因为据他们说,他们从来都没有让我寄宿在伦勃朗夫妇家中。
他们在家里为我留下了一笔钱,留下纸条告诉我可以去附近的餐厅解决吃饭的问题,因为他们知道我有钥匙。
而关于伦勃朗夫妇的事情,听了我的讲述,他们吓坏了,可他们却一口咬定,伦勃朗夫妇早在几年前就搬迁离开了这里。
并且他们始终坚持这样的想法。
回到家后,回到我的卧室,我惊奇地发现,本应该落在伦勃朗夫妇家中的那本小说,此刻正躺在我卧室的窗台边。
我匆忙拿来了那本书,可以确认这就是我从学校里带出的那一本……
就在这时,我透过窗户看到楼下有人正在接近我家,从着装看那是两位警察。
警察登门,来到我们家里。
他告诉我们:“那个住宅已经很久没有人住了,原主人在多年前就已经搬走。”
我不敢相信,抢着问道:“那里有没有一扇很漂亮的桦木门?住宅里面二楼还挂着一幅画,画上的伦勃朗太太笑容非常不自然?”
警察回答了我的问题:“不,那里的门不是桦木材质的,二楼也没有挂画。

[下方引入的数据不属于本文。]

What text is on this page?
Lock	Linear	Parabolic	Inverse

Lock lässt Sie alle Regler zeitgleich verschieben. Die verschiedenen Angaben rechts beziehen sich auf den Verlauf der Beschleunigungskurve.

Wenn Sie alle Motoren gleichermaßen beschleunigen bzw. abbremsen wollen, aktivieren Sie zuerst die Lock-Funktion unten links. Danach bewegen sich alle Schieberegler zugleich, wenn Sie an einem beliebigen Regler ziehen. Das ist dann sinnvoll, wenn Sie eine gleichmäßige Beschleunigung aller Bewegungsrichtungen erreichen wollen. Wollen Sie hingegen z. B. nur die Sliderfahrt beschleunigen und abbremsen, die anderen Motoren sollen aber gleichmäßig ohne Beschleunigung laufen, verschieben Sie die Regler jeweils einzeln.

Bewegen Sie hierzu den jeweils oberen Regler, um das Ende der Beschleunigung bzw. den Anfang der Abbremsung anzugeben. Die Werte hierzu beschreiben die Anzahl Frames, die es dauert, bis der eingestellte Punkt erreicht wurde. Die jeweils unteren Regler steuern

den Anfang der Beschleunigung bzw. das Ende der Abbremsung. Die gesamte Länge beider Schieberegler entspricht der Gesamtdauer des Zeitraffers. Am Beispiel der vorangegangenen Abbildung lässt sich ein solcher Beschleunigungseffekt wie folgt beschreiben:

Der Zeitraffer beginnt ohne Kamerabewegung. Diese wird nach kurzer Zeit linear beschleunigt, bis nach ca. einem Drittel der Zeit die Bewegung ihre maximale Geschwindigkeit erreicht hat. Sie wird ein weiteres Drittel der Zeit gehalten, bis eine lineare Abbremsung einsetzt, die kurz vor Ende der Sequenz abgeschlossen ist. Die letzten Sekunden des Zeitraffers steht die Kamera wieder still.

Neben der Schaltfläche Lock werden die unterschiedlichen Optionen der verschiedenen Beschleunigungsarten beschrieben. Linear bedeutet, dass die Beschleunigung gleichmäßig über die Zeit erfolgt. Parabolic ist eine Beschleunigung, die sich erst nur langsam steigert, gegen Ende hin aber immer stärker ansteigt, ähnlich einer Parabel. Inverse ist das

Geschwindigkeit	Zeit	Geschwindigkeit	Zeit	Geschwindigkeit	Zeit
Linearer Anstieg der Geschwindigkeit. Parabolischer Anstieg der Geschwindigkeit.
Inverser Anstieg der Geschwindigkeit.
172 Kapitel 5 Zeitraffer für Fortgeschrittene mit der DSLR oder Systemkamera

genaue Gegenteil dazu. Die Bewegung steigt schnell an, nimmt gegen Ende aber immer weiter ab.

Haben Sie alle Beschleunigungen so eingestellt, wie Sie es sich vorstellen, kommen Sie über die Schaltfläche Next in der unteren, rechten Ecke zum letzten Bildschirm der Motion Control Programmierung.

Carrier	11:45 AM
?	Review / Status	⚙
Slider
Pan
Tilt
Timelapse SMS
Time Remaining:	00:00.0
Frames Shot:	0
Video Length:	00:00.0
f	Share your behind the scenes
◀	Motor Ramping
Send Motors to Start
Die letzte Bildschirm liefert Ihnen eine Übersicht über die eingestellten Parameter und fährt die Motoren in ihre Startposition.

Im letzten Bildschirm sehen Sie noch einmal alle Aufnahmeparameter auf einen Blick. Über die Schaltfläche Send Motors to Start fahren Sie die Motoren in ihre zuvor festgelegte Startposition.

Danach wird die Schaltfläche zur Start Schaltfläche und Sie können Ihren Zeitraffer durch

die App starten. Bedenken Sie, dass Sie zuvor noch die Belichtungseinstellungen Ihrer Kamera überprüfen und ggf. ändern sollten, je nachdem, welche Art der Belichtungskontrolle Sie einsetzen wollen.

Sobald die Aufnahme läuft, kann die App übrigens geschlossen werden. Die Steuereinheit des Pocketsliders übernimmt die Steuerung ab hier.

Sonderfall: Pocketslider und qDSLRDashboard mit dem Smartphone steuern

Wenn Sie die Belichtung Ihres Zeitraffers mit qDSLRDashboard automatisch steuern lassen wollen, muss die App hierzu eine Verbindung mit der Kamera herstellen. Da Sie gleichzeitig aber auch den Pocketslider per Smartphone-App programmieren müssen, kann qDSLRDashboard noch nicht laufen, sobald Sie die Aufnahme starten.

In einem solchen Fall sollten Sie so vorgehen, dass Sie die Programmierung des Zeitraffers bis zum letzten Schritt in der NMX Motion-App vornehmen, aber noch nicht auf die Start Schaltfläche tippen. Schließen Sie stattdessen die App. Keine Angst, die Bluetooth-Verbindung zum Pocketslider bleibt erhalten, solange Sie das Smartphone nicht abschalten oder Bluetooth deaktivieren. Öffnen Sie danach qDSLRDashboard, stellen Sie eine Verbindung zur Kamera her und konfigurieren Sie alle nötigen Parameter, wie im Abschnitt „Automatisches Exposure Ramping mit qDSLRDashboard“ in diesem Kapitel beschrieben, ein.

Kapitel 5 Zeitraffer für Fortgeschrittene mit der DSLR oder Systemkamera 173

”
我不敢相信。
后来几天,我在学校里向萨默尔老师求证过,她就好像是被删改了记忆一样,声称并没有过“第二封信”的存在。
在那之后,这个案子依旧在被调查,当初,我也尽可能向警察们提供了线索。
警察们找到了伦勃朗夫妇,告诉了他们这件事情,可搬家多年的他们却同样否认发生过这样的事情。
警察在他们的家中做了调查,并没有发现可疑的银白色面具。
案子的探查停滞了,多年来线索一无所获。
但如今,就在前几年,案子过了审查期限,最终不了了之。
直到今天,我也无法理解,当初在我发生的事情是否真实?
不过,其实这些过去的事情对现在的我来说已经不重要了……在那天之后,我的生活仍然平稳进行。

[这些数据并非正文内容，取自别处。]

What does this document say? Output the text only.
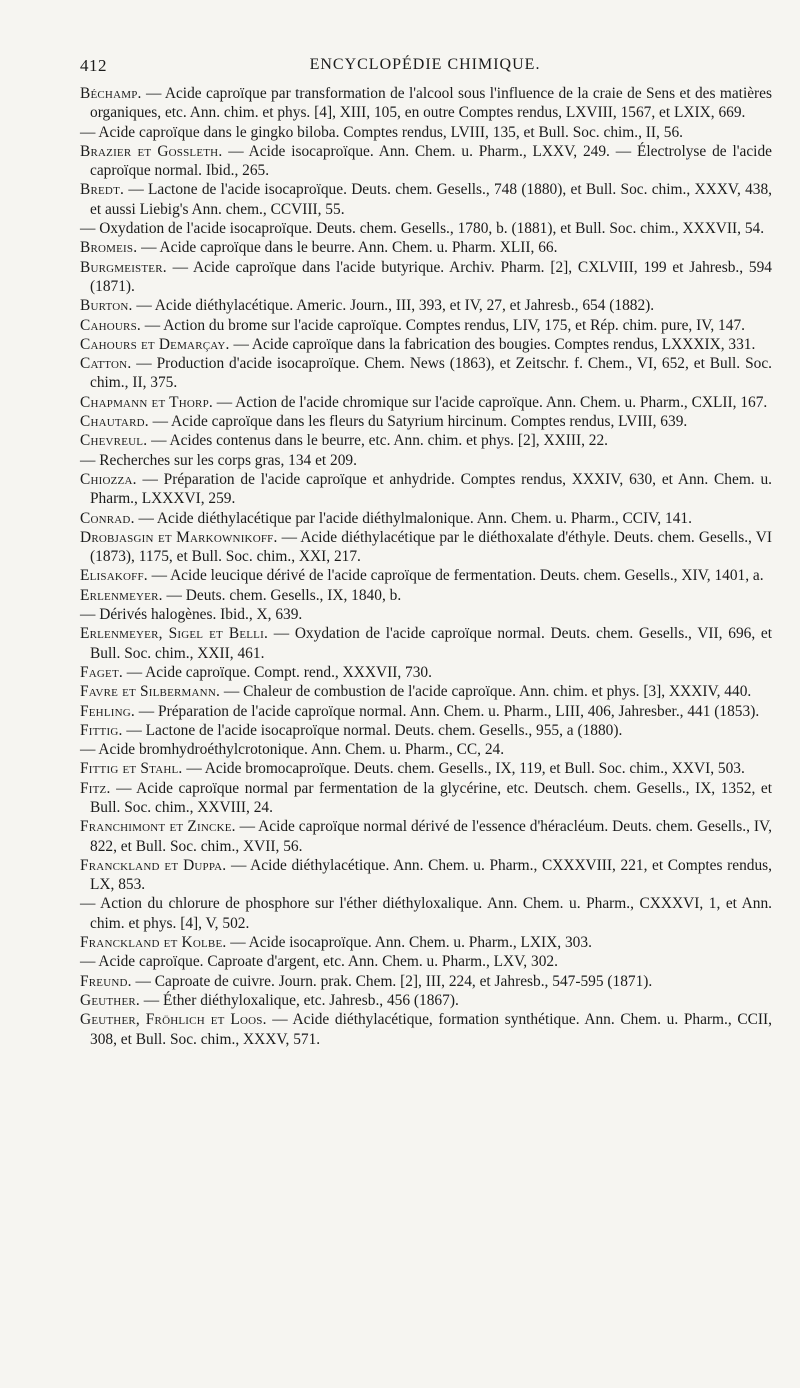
412	ENCYCLOPÉDIE CHIMIQUE.
Béchamp. — Acide caproïque par transformation de l'alcool sous l'influence de la craie de Sens et des matières organiques, etc. Ann. chim. et phys. [4], XIII, 105, en outre Comptes rendus, LXVIII, 1567, et LXIX, 669.
— Acide caproïque dans le gingko biloba. Comptes rendus, LVIII, 135, et Bull. Soc. chim., II, 56.
Brazier et Gossleth. — Acide isocaproïque. Ann. Chem. u. Pharm., LXXV, 249. — Électrolyse de l'acide caproïque normal. Ibid., 265.
Bredt. — Lactone de l'acide isocaproïque. Deuts. chem. Gesells., 748 (1880), et Bull. Soc. chim., XXXV, 438, et aussi Liebig's Ann. chem., CCVIII, 55.
— Oxydation de l'acide isocaproïque. Deuts. chem. Gesells., 1780, b. (1881), et Bull. Soc. chim., XXXVII, 54.
Bromeis. — Acide caproïque dans le beurre. Ann. Chem. u. Pharm. XLII, 66.
Burgmeister. — Acide caproïque dans l'acide butyrique. Archiv. Pharm. [2], CXLVIII, 199 et Jahresb., 594 (1871).
Burton. — Acide diéthylacétique. Americ. Journ., III, 393, et IV, 27, et Jahresb., 654 (1882).
Cahours. — Action du brome sur l'acide caproïque. Comptes rendus, LIV, 175, et Rép. chim. pure, IV, 147.
Cahours et Demarçay. — Acide caproïque dans la fabrication des bougies. Comptes rendus, LXXXIX, 331.
Catton. — Production d'acide isocaproïque. Chem. News (1863), et Zeitschr. f. Chem., VI, 652, et Bull. Soc. chim., II, 375.
Chapmann et Thorp. — Action de l'acide chromique sur l'acide caproïque. Ann. Chem. u. Pharm., CXLII, 167.
Chautard. — Acide caproïque dans les fleurs du Satyrium hircinum. Comptes rendus, LVIII, 639.
Chevreul. — Acides contenus dans le beurre, etc. Ann. chim. et phys. [2], XXIII, 22.
— Recherches sur les corps gras, 134 et 209.
Chiozza. — Préparation de l'acide caproïque et anhydride. Comptes rendus, XXXIV, 630, et Ann. Chem. u. Pharm., LXXXVI, 259.
Conrad. — Acide diéthylacétique par l'acide diéthylmalonique. Ann. Chem. u. Pharm., CCIV, 141.
Drobjasgin et Markownikoff. — Acide diéthylacétique par le diéthoxalate d'éthyle. Deuts. chem. Gesells., VI (1873), 1175, et Bull. Soc. chim., XXI, 217.
Elisakoff. — Acide leucique dérivé de l'acide caproïque de fermentation. Deuts. chem. Gesells., XIV, 1401, a.
Erlenmeyer. — Deuts. chem. Gesells., IX, 1840, b.
— Dérivés halogènes. Ibid., X, 639.
Erlenmeyer, Sigel et Belli. — Oxydation de l'acide caproïque normal. Deuts. chem. Gesells., VII, 696, et Bull. Soc. chim., XXII, 461.
Faget. — Acide caproïque. Compt. rend., XXXVII, 730.
Favre et Silbermann. — Chaleur de combustion de l'acide caproïque. Ann. chim. et phys. [3], XXXIV, 440.
Fehling. — Préparation de l'acide caproïque normal. Ann. Chem. u. Pharm., LIII, 406, Jahresber., 441 (1853).
Fittig. — Lactone de l'acide isocaproïque normal. Deuts. chem. Gesells., 955, a (1880).
— Acide bromhydroéthylcrotonique. Ann. Chem. u. Pharm., CC, 24.
Fittig et Stahl. — Acide bromocaproïque. Deuts. chem. Gesells., IX, 119, et Bull. Soc. chim., XXVI, 503.
Fitz. — Acide caproïque normal par fermentation de la glycérine, etc. Deutsch. chem. Gesells., IX, 1352, et Bull. Soc. chim., XXVIII, 24.
Franchimont et Zincke. — Acide caproïque normal dérivé de l'essence d'héracléum. Deuts. chem. Gesells., IV, 822, et Bull. Soc. chim., XVII, 56.
Franckland et Duppa. — Acide diéthylacétique. Ann. Chem. u. Pharm., CXXXVIII, 221, et Comptes rendus, LX, 853.
— Action du chlorure de phosphore sur l'éther diéthyloxalique. Ann. Chem. u. Pharm., CXXXVI, 1, et Ann. chim. et phys. [4], V, 502.
Franckland et Kolbe. — Acide isocaproïque. Ann. Chem. u. Pharm., LXIX, 303.
— Acide caproïque. Caproate d'argent, etc. Ann. Chem. u. Pharm., LXV, 302.
Freund. — Caproate de cuivre. Journ. prak. Chem. [2], III, 224, et Jahresb., 547-595 (1871).
Geuther. — Éther diéthyloxalique, etc. Jahresb., 456 (1867).
Geuther, Fröhlich et Loos. — Acide diéthylacétique, formation synthétique. Ann. Chem. u. Pharm., CCII, 308, et Bull. Soc. chim., XXXV, 571.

此外,我的父母在那之后,每一次出国都会带上我,发誓不会让我再次受到危险。
直到今天,我也有了自己的家室,有了心爱的妻子,我们还有了一位可爱的宝宝。
而那件事,也成为了我心里,唯一感到困惑和遗憾的未解之谜。
……
“咕咕咕———”
耳畔隐约传来吵闹的声音,余欢紧紧按住额头,他睁开眼睛,眼里嗪满泪水。
向着洞口走去,洞外,天已破晓。
“咕咕咕———”
余欢环顾四周,松林里传来一阵近似笑声的鸟鸣。
余欢的心里莫名空虚,他拉住红衫衣角,从裤子的口袋里取出克蕾弥尔格赠予的护身符。
将红宝石项链戴上,余欢远远踏上接下来的路途。